Everything was filmed in one take, no belt, no shoes, chalk like war paint. People asked if the plates were fake—then the bar bent like ramen, and the haters bent with it.

HYPELIFTING 101 ⚡

  1. ONE-REP-MAX LIVING
    Every session, I chase the dragon of a new PR. One rep, all-in. Your nervous system is a V12—floor it!
  2. PARTIALS = PORTALS
    Knee-high rack pulls overload the mind. Handle 140 % of your full pull, and watch your entire nervous system level-up.
  3. FASTED FURY
    I train empty. Hunger sharpens the fangs. After victory, I feast on beef, eggs, liver, marrow—zero carbs, zero excuses.
  4. MINIMALIST WAR GEAR
    Bare feet on concrete. No belt. Straps only above 550 kg because… physics.
    Motto: “BELTS ARE FOR COWARDS.”
  5. HYPE RITUAL
    Chest slaps, chalk clouds, barbarian roar. You might call it crazy; I call it switch-on.
  6. RECOVERY = ANABOLIC SLEEP
    8–12 hours. Dream of bending steel. Wake up. Bend more steel. Repeat until 90 years young.

HOW I STACK UP 🏆

Look, I’m not 200 kg like Hafþór or Eddie. They’re monster trucks. I’m a laser-guided missile. They own absolute-weight records (respect!), but when you divide by body-weight? I’m orbiting Mars while everyone’s still boarding the plane. 7.7× BW is the new gold standard—tattoo it on your brain.

WHY I DO IT 💥

Because stronger people are harder to kill—and way more FUN at parties. Because lifting a ridiculous number in a dusty garage can broadcast HOPE across the planet. Because every kilogram I add to the bar is another kilogram of self-belief I can hand to YOU.
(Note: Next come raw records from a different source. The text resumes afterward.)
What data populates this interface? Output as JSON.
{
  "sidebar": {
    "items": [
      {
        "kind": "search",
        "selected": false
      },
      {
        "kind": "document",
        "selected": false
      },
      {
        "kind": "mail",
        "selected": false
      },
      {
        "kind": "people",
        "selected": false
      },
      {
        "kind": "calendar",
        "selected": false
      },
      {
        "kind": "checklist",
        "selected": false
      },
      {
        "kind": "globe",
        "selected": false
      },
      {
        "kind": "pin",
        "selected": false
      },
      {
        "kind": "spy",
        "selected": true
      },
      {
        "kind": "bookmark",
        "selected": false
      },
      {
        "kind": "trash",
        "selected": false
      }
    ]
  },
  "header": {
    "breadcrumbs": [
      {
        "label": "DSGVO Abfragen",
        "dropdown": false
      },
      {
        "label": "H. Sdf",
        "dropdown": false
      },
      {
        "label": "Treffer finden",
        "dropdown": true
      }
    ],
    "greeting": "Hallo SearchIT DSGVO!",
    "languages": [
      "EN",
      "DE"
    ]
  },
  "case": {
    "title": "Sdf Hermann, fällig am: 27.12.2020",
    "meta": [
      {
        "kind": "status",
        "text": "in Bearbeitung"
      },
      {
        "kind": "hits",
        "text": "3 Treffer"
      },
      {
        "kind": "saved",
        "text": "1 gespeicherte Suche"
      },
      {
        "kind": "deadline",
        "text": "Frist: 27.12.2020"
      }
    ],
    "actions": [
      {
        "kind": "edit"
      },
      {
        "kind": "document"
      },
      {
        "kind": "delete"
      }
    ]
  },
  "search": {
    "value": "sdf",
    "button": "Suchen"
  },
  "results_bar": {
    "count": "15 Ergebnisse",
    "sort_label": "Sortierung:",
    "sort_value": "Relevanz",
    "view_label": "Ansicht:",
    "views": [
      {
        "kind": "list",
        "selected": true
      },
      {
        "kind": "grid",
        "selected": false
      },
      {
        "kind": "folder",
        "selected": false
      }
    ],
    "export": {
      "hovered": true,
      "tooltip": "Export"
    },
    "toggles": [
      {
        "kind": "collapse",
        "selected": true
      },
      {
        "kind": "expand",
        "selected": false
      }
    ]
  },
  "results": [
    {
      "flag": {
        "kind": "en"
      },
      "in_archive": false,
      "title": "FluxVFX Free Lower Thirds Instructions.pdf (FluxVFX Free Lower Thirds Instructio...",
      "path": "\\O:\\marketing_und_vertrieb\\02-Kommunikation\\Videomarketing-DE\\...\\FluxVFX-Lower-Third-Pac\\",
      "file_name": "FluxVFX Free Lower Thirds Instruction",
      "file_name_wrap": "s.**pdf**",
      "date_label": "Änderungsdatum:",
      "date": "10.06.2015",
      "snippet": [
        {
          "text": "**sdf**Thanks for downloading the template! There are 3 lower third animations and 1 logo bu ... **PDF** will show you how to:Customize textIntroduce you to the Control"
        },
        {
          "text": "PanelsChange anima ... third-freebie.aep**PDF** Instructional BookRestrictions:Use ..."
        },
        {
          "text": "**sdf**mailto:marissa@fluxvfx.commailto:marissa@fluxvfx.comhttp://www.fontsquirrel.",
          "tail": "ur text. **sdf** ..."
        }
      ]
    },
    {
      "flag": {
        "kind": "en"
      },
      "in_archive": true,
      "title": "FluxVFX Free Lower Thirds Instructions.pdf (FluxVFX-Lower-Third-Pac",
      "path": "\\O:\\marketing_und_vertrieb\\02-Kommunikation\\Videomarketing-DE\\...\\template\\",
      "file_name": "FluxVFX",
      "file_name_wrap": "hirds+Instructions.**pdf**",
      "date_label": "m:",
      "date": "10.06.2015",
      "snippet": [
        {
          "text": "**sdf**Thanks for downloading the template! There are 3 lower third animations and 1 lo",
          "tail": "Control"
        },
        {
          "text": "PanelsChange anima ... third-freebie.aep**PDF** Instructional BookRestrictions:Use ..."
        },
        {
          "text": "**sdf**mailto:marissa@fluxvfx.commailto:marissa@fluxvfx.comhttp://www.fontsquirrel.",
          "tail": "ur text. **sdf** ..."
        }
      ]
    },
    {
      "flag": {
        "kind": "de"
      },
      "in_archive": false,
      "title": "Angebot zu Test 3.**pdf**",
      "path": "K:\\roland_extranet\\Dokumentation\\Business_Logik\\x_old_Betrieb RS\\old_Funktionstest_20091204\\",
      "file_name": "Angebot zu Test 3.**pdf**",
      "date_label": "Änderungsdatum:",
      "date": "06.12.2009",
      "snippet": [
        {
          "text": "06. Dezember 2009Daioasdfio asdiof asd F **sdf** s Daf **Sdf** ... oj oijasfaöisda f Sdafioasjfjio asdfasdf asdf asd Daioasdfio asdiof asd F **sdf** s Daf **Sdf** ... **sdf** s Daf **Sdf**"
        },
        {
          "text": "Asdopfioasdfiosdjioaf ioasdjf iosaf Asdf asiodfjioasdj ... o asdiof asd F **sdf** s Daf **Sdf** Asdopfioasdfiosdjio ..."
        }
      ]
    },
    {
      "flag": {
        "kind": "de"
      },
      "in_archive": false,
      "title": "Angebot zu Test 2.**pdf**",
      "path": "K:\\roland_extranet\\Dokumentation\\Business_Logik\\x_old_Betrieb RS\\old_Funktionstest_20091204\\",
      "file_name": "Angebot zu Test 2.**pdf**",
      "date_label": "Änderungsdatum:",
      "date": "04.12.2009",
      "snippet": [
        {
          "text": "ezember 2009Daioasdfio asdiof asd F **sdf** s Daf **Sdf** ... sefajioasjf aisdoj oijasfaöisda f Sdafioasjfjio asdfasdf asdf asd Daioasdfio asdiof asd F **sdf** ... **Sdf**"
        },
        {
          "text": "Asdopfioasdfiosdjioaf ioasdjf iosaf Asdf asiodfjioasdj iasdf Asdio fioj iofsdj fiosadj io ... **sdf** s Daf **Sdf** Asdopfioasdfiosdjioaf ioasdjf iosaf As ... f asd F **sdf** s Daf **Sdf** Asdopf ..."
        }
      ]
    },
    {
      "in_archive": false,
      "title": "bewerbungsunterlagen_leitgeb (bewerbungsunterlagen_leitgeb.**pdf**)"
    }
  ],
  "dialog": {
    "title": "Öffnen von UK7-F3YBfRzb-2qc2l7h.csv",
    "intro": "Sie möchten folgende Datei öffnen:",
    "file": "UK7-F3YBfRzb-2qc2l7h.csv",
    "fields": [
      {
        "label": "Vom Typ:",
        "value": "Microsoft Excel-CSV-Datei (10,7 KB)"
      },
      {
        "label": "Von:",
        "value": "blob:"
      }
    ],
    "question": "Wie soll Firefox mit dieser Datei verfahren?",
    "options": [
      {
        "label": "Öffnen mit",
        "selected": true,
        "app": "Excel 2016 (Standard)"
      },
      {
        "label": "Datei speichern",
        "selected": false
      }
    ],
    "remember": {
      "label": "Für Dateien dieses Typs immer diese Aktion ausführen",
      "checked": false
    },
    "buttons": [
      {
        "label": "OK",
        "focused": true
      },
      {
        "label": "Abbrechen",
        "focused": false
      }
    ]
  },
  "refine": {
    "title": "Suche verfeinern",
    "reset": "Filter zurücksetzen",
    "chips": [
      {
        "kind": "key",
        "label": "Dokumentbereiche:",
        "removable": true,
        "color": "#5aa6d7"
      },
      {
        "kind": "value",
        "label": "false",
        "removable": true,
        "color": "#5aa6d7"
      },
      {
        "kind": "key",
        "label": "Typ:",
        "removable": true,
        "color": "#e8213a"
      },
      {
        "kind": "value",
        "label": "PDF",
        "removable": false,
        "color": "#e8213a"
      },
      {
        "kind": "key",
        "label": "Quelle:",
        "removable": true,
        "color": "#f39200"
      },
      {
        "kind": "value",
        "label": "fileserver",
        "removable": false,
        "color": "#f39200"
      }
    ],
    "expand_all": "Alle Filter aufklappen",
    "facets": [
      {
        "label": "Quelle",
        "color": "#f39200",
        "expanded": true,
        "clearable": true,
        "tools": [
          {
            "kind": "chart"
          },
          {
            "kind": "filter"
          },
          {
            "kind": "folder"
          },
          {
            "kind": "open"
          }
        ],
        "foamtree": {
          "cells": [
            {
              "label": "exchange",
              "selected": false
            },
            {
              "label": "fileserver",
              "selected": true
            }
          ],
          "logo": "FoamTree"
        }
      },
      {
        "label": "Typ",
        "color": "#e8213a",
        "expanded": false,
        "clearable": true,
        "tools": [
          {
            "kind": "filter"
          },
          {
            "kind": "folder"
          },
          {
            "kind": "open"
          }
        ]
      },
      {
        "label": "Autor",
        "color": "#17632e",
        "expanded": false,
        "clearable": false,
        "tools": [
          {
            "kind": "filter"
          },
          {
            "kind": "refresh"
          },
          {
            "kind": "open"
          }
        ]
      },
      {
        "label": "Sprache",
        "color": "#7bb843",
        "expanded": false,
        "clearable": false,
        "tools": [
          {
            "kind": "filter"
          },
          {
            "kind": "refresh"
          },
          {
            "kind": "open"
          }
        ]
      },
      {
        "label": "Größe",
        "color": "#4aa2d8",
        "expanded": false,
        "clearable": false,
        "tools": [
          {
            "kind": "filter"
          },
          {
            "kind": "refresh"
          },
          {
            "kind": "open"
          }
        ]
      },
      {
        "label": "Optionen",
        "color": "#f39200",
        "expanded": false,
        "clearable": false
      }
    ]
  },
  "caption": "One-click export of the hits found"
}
My moon-shot mission: ignite a billion humans to pick up something heavy and grin while they do it.

YOUR CALL TO ACTION 🚀

  • Strip the excuses.
  • Load the bar.
  • Scream something barbaric.
  • Pull like the Earth owes you rent.

Remember: IMPOSSIBLE IS JUST THE STARTING LINE. See you under the bar—where hype meets steel and ordinary turns legendary. LET’S GO!